Regulation may be coming to the virtual currency market.
New York will propose regulating virtual currency firms that operate in the state this year and require them to obtain a “BitLicense” in order to operate, Benjamin Lawsky, the state’s superintendent of financial services, said.
The regulations would be aimed at preventing misconduct such as money laundering without derailing the emerging technology.
Lawsky was speaking at the start of two days of hearings on online currencies organized by his agency, the New York Department of Financial Services, according to Reuters.
The government or central bank does currently not back the Bitcoin, and its value fluctuates according to user demand.
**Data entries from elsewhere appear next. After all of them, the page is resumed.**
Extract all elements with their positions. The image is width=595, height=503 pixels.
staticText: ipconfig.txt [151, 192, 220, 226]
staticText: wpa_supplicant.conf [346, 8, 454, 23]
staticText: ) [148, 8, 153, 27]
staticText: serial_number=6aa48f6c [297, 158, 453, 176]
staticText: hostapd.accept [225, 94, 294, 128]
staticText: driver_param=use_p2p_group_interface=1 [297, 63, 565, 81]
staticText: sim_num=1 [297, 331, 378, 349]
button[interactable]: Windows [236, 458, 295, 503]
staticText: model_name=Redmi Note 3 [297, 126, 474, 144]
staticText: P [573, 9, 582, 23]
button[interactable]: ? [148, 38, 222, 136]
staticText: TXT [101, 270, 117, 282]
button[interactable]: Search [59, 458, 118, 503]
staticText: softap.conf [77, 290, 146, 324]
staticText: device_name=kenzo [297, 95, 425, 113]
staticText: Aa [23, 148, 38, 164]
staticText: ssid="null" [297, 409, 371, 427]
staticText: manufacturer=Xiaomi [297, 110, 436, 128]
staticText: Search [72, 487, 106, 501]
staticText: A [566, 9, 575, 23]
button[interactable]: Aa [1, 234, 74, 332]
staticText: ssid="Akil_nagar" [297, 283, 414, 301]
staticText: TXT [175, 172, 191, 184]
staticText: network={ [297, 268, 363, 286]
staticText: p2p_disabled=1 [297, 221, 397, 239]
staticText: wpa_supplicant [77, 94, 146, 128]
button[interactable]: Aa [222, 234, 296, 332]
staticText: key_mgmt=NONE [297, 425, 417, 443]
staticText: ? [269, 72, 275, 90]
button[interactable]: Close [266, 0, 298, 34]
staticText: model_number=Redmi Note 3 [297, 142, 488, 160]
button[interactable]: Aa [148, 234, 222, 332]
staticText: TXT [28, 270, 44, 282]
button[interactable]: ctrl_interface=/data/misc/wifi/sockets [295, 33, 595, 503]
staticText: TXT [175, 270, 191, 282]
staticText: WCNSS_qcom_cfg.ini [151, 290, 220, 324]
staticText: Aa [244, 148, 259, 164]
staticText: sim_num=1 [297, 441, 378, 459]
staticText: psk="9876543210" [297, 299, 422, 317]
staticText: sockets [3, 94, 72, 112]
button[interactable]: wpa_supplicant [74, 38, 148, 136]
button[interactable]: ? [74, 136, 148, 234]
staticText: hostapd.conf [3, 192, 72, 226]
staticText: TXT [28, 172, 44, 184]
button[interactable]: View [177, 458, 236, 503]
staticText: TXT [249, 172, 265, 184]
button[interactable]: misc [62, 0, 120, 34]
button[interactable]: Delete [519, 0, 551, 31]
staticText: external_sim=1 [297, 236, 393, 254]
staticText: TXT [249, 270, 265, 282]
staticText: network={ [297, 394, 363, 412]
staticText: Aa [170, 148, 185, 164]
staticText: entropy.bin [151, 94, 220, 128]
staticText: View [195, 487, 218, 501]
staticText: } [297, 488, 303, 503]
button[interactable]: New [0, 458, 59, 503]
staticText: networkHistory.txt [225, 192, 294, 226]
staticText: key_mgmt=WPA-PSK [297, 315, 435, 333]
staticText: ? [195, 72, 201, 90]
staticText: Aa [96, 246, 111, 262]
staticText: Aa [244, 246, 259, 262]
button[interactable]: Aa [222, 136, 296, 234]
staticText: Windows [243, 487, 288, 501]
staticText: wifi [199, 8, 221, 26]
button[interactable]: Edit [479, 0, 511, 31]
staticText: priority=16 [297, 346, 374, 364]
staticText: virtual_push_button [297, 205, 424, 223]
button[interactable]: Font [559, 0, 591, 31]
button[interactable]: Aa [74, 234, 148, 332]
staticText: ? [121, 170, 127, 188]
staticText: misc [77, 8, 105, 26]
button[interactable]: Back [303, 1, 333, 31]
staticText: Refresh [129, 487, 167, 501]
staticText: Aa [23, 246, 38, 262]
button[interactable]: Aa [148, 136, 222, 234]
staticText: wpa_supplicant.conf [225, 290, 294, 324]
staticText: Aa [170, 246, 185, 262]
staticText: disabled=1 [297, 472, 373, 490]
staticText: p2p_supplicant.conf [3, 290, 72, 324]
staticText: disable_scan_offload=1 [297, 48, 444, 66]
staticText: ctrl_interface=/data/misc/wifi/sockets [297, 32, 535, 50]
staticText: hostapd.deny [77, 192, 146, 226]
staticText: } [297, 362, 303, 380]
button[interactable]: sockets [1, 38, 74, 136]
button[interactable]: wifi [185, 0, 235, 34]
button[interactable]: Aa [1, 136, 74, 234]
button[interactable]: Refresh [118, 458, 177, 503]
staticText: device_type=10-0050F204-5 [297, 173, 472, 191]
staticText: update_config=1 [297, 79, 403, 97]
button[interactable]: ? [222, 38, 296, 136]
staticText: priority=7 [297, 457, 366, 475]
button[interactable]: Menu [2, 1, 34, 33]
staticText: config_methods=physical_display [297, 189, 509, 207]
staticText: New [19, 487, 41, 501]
While some businesses, like Overstock.com, have begun accepting the currency, which has been coming under increased scrutiny from regulators.
Lawsky said while he wanted to set up clear rules, he also wanted to preserve flexibility, given the constantly evolving nature of the technology.
“That is, in part, why we’re evaluating whether our agency should issue a so-called ‘BitLicense’ specifically tailored to virtual currencies,” he said.
Cameron and Tyler Winklevoss, who were investors in the BitInstant, urged Lawsky to find the appropriate balance, adding in a statement read by Cameron Winklevoss that “over regulation could cripple its development.”
New York’s talk of proposed regulation comes at a tenuous time for virtual currencies as BitCoin executive Charlie Sherm was arrested Monday and charged with conspiracy to commit money laundering. He has since resigned from the company.